One bright and sunny day, clad in an unflattering skirt and my sassy boots, I strode across campus confidently. Just like any other day. Or so I thought.

I had to make a quick stop at Student Accounts to pick up my meager student paycheck. The office was located at the bottom of a steep set of stairs. I wasn't a stranger to stairs and neither were my boots. We always took the stairs between classes together.

To this day, I still don't know what happened. If my life depended on it, I wouldn't be able to tell you.

I have a distinct memory of being at the top of the stairs.

And then I was completing a quick succession of somersaults down the stairs at a pace that would shame Gabby Douglas into giving me her gold medal. You know that cute little catch phrase "head over heels"? The literal version isn't so sweet. I was a human slinky, desperately clawing at the handrail, the stairs, and the wall in a futile attempt to slow my rapid descent.

I eventually sprawled to a stop two stairs from the bottom. Completely upside down. Face to the ceiling. Except that I couldn't see the ceiling because - my skirt was completely over my head. And this wasn't "tights & leggings" season, if you get my drift. (Obviously, if I had been wearing a bandage dress, this never would have happened.)

I laid there, stunned like those adorable baby birds that fly into high-rise windows and knock themselves senseless. I may have blacked out.

After rousing myself, I tried to scramble to my feet, not an easy feat when upside.down.on.a.staircase.with.a.piece.of.cloth.over.your.head. Apparently gravity can be kind of a jerk. I could only flop awkwardly in a seal-like manner until I was lying sideways across the stairs and could frantically restore my skirt to its proper position.

At this moment I became aware of the sensation of pain. Everywhere. And an inexplicable yet strong desire to just give up and lie there indefinitely.

But, through the haze, I realized that a true miracle had happened. There were no witnesses. Somehow, in that notoriously congested stairwell, all foot traffic had ceased for a brief moment in time and not one soul had observed the (potentially) most mortifying moment of my life.

That's an undeniable gift from heaven. Which quickly spurred me into action.

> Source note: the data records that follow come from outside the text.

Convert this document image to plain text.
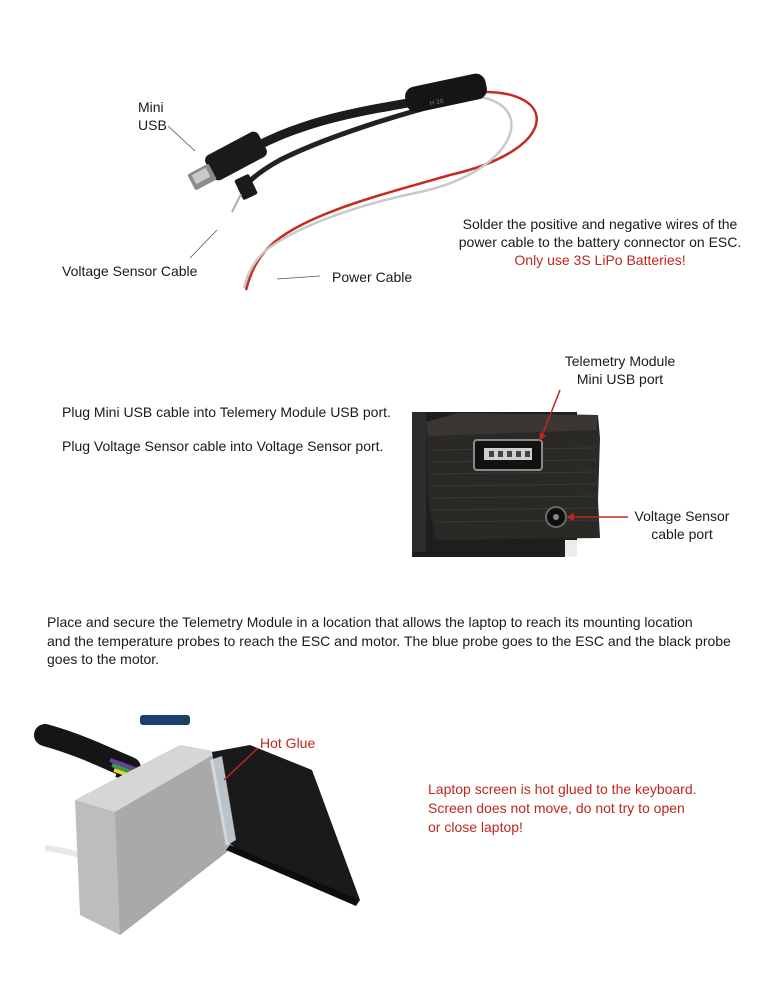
H 20
Mini
USB
Voltage Sensor Cable	Power Cable
Solder the positive and negative wires of the
power cable to the battery connector on ESC.
Only use 3S LiPo Batteries!
Plug Mini USB cable into Telemery Module USB port.
Plug Voltage Sensor cable into Voltage Sensor port.
Telemetry Module
Mini USB port
Voltage Sensor
cable port
Place and secure the Telemetry Module in a location that allows the laptop to reach its mounting location
and the temperature probes to reach the ESC and motor. The blue probe goes to the ESC and the black probe
goes to the motor.
Hot Glue
Laptop screen is hot glued to the keyboard.
Screen does not move, do not try to open
or close laptop!
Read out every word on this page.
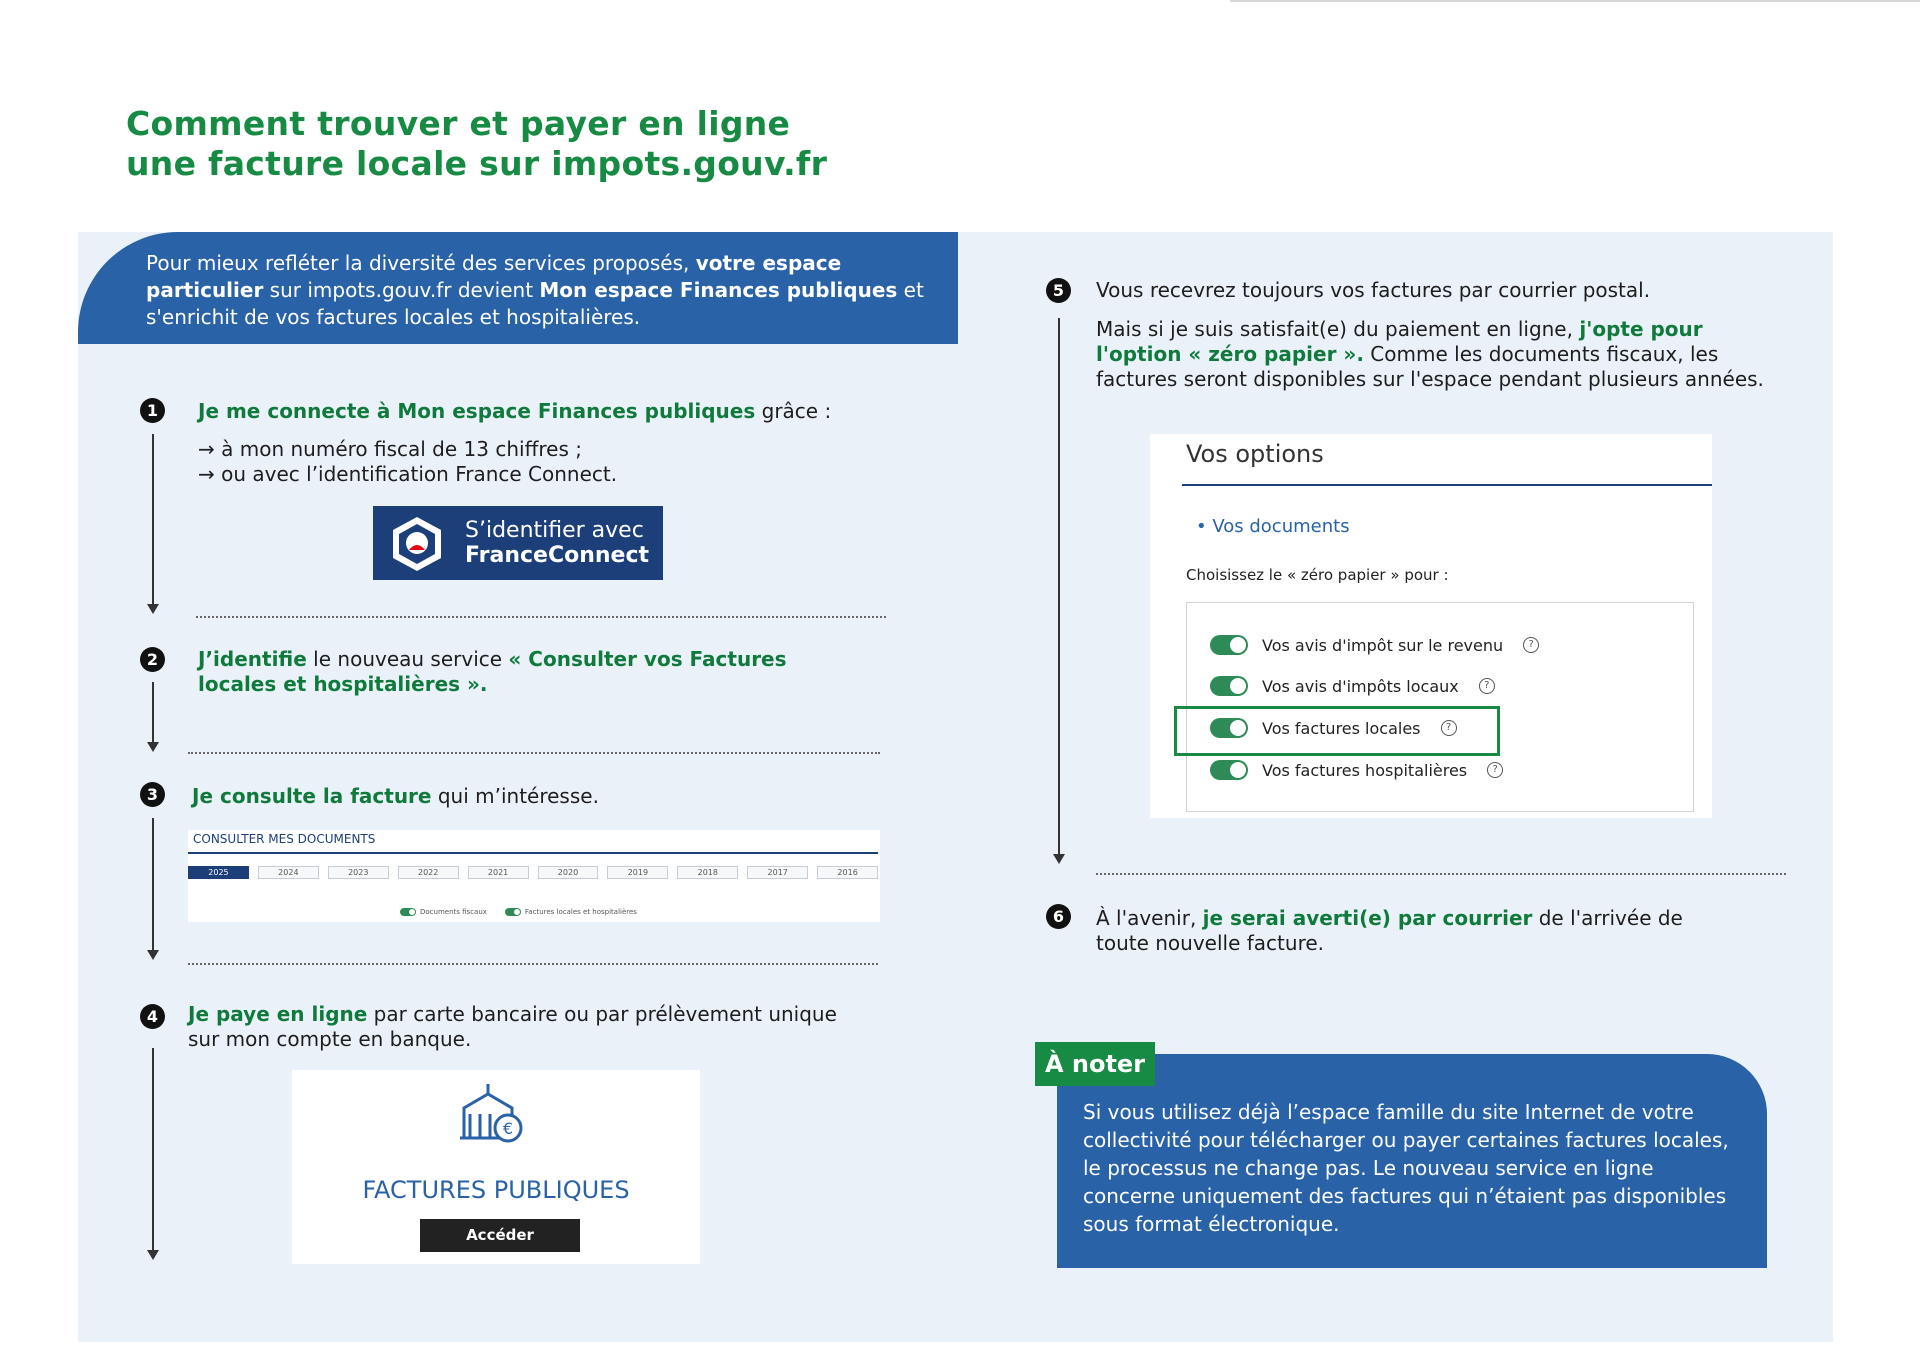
Comment trouver et payer en ligne
une facture locale sur impots.gouv.fr
Pour mieux refléter la diversité des services proposés, votre espace particulier sur impots.gouv.fr devient Mon espace Finances publiques et s'enrichit de vos factures locales et hospitalières.
1	Je me connecte à Mon espace Finances publiques grâce :
→ à mon numéro fiscal de 13 chiffres ;
→ ou avec l’identification France Connect.
S’identifier avec
FranceConnect
2	J’identifie le nouveau service « Consulter vos Factures locales et hospitalières ».
3	Je consulte la facture qui m’intéresse.
CONSULTER MES DOCUMENTS
2025	2024	2023	2022	2021	2020	2019	2018	2017	2016
Documents fiscaux	Factures locales et hospitalières
4	Je paye en ligne par carte bancaire ou par prélèvement unique sur mon compte en banque.
€
FACTURES PUBLIQUES
Accéder
5	Vous recevrez toujours vos factures par courrier postal.
Mais si je suis satisfait(e) du paiement en ligne, j'opte pour l'option « zéro papier ». Comme les documents fiscaux, les factures seront disponibles sur l'espace pendant plusieurs années.
Vos options
• Vos documents
Choisissez le « zéro papier » pour :
Vos avis d'impôt sur le revenu	?
Vos avis d'impôts locaux	?
Vos factures locales	?
Vos factures hospitalières	?
6	À l'avenir, je serai averti(e) par courrier de l'arrivée de toute nouvelle facture.
Si vous utilisez déjà l’espace famille du site Internet de votre collectivité pour télécharger ou payer certaines factures locales, le processus ne change pas. Le nouveau service en ligne concerne uniquement des factures qui n’étaient pas disponibles sous format électronique.
À noter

Through a series of crablike motions, I finally managed to prop myself up against the stairs. I was in the midst of attempting to stand up when a fellow co-ed burst through the doors and said "Oh my gosh, are you ok?" Oh honey. If you only knew.

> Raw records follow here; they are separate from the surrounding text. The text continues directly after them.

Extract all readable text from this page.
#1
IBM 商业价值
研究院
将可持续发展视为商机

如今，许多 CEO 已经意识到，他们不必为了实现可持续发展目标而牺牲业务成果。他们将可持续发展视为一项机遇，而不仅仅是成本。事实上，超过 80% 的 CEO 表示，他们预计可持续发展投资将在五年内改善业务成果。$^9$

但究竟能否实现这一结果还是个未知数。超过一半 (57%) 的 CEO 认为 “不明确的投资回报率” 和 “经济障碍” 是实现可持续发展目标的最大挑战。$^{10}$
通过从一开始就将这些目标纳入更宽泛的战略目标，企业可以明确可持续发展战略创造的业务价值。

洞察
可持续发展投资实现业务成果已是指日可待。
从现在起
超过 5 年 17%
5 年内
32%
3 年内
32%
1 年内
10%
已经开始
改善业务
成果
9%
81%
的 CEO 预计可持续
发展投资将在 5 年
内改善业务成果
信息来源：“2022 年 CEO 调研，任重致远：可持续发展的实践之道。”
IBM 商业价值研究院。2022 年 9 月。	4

I delivered an Oscar-worthy performance of nonchalance and sheepishness, acting as if I had just experienced a silly stumble UP the stairs. After she continued on her merry way, I took a deep breath and turned for my second attempt at navigating the evidently treacherous route. After all, I still needed my paycheck.

Every movement was excruciating. Apparently my legs had caught on fire within my flammable boots during my initial descent. Gotta love pleather.

I hobbled into the Student Accounts office, whimpering to myself. The grandmotherly woman at the front desk gave me such a kindly look that I nearly burst into full tears but I allowed myself only a half-sob disguised as awkward laughter.

Clutching my paycheck, I limped back to my dorm to nurse my wounds (clearly I would not be attending class). And wounds I had. It's amazing what a staircase can do to you.

To return to the question I posited at the beginning of this already-too-lengthy story, I would answer "yes."Yes, you can feel like an utter fool, even if no one else is around to make you feel that way. You can actually be embarrassed at yourself, by yourself. I'm sure that my therapist best friend could provide a thorough analysis (to clarify, she was my best friend and then became a therapist, it wasn't that she was my therapist and therefore my only best friend...).

If you haven't yet experienced this phenomenon personally, I can assure you that your time will come. And I'd love to hear about it when it does.